Il Consiglio federale svizzero ha adottato due nuove ordinanze il 6 settembre 2023 per regolare l’industria cinematografica in Svizzera. La prima ordinanza riguarda la revisione dell’ordinanza sulla cinematografia (OCin), mentre la seconda riguarda la quota per i film europei e sugli investimenti nel cinema svizzero (OQIC). Entrambe le ordinanze entreranno in vigore il 1° gennaio 2024 e definiranno i dettagli della quota per i film europei e del nuovo obbligo di investimento nella creazione cinematografica svizzera.

La revisione della legge sul cinema (LCin), approvata dal popolo il 15 maggio 2022, ha introdotto due novità importanti per l’industria cinematografica svizzera. In primo luogo, almeno il 30% dei cataloghi degli offerenti di film in linea dovrà essere costituito da film europei, mentre gli offerenti di film in linea e i servizi televisivi dovranno investire nella creazione cinematografica svizzera indipendente il 4% dei loro proventi lordi realizzati nel nostro Paese.

Si prevede che dal 2024 verrà generato un volume di 18 milioni di franchi all’anno destinati alla creazione cinematografica svizzera e alla Svizzera come sede di produzione. Le imprese coinvolte investiranno principalmente in serie e formati audiovisivi non sostenuti dalla Confederazione, creando una nuova fonte di guadagno che garantirà la competitività della Svizzera a livello europeo e che dovrebbe consentire di realizzare ambiziose coproduzioni internazionali.

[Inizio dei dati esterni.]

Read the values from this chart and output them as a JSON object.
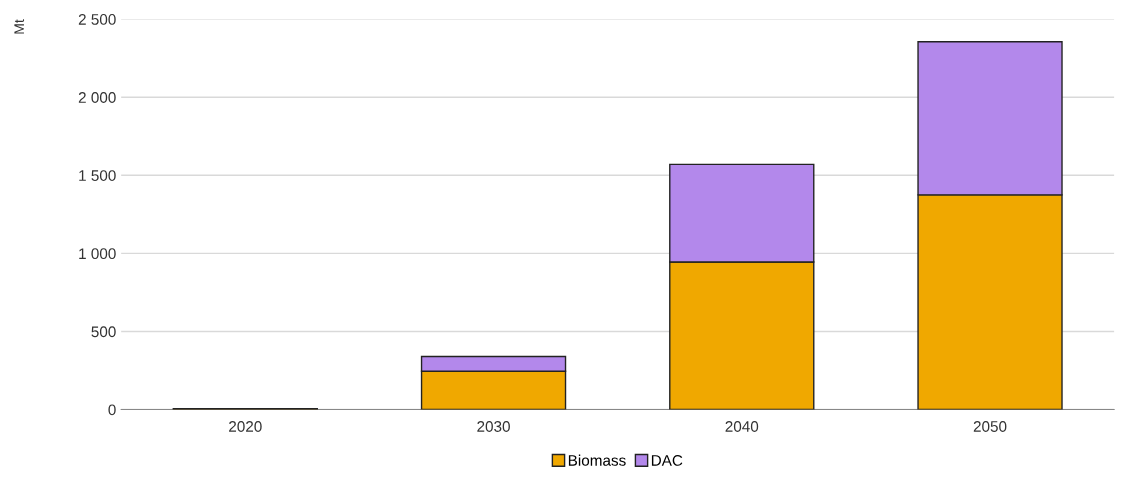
{
  "chart_data": {
    "type": "bar",
    "stacked": true,
    "ylabel": "Mt",
    "categories": [
      "2020",
      "2030",
      "2040",
      "2050"
    ],
    "series": [
      {
        "name": "Biomass",
        "color": "#f0a800",
        "values": [
          6,
          245,
          945,
          1375
        ]
      },
      {
        "name": "DAC",
        "color": "#b388eb",
        "values": [
          null,
          95,
          625,
          980
        ]
      }
    ],
    "ylim": [
      0,
      2500
    ],
    "yticks": [
      0,
      500,
      {
        "value": 1000,
        "label": "1 000"
      },
      {
        "value": 1500,
        "label": "1 500"
      },
      {
        "value": 2000,
        "label": "2 000"
      },
      {
        "value": 2500,
        "label": "2 500"
      }
    ],
    "grid": "y",
    "legend": "bottom"
  }
}
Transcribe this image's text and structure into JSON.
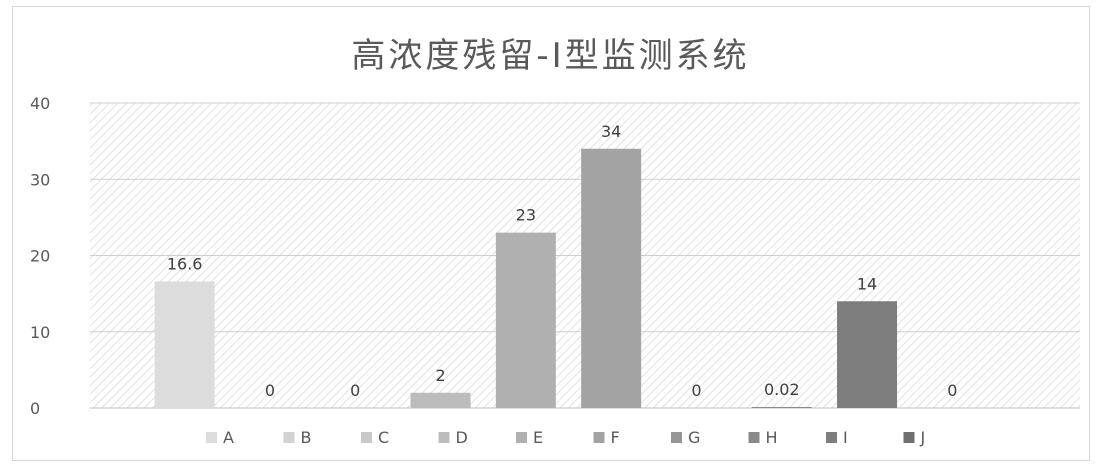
{
  "chart_data": {
    "type": "bar",
    "title": "高浓度残留-I型监测系统",
    "categories": [
      "A",
      "B",
      "C",
      "D",
      "E",
      "F",
      "G",
      "H",
      "I",
      "J"
    ],
    "values": [
      16.6,
      0,
      0,
      2,
      23,
      34,
      0,
      0.02,
      14,
      0
    ],
    "data_labels": [
      "16.6",
      "0",
      "0",
      "2",
      "23",
      "34",
      "0",
      "0.02",
      "14",
      "0"
    ],
    "ylim": [
      0,
      40
    ],
    "yticks": [
      "0",
      "10",
      "20",
      "30",
      "40"
    ],
    "grid": true,
    "legend": "bottom",
    "colors": [
      "#dcdcdc",
      "#d2d2d2",
      "#c8c8c8",
      "#bcbcbc",
      "#b0b0b0",
      "#a3a3a3",
      "#969696",
      "#8a8a8a",
      "#7d7d7d",
      "#6f6f6f"
    ]
  }
}
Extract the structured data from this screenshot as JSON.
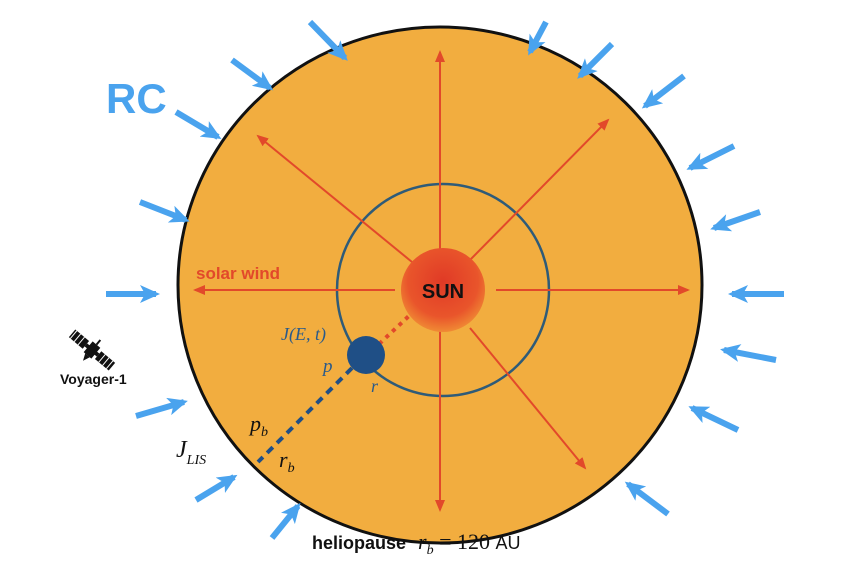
{
  "labels": {
    "rc": "RC",
    "solar_wind": "solar wind",
    "sun": "SUN",
    "j_et": "J(E, t)",
    "p": "p",
    "r": "r",
    "p_b": "p",
    "p_b_sub": "b",
    "r_b": "r",
    "r_b_sub": "b",
    "j_lis": "J",
    "j_lis_sub": "LIS",
    "voyager": "Voyager-1",
    "heliopause": "heliopause",
    "hp_rb": "r",
    "hp_rb_sub": "b",
    "hp_eq": " = 120 ",
    "hp_unit": "AU"
  },
  "colors": {
    "heliosphere_fill": "#f2ad3f",
    "boundary": "#111111",
    "wind_arrow": "#e2492a",
    "rc_arrow": "#4aa3ee",
    "rc_text": "#4aa3ee",
    "inner_orbit": "#2f5b78",
    "sun_center": "#e8402a",
    "sun_edge": "#f07a30",
    "particle": "#1f4f86",
    "math_text": "#2a5a8a"
  },
  "icons": {
    "satellite": "satellite-icon"
  }
}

Gli obblighi stabiliti dalla LCin si applicano alle imprese svizzere ed estere che si rivolgono al pubblico svizzero e quindi ora anche agli offerenti di film in linea e alle finestre pubblicitarie estere. Le imprese coinvolte sottostanno all’obbligo di notifica e di registrazione presso l’Ufficio federale della cultura.

La nuova ordinanza sulla quota per i film europei e sugli investimenti nel cinema svizzero (OQIC) precisa la LCin e definisce la procedura e le regole per la computabilità degli investimenti nella creazione cinematografica svizzera. Il Consiglio federale ha previsto esenzioni per le piccole e medie imprese e per le imprese per cui il rispetto degli obblighi è sproporzionato o inesigibile. Sono esentate quelle che realizzano una cifra d’affari inferiore a 2,5 milioni di franchi all’anno e che per ciascun anno civile mostrano o diffondono al massimo 12 lungometraggi computabili.

La nuova normativa del Consiglio federale mira a promuovere l’industria cinematografica svizzera, aumentare la competitività della Svizzera a livello europeo e incoraggiare la produzione di contenuti audiovisivi indipendenti. Inoltre, la normativa mira a garantire che una quota significativa dei cataloghi degli offerenti di film in linea sia costituita da film europei, promuovendo così la diversità culturale e linguistica nell’industria cinematografica.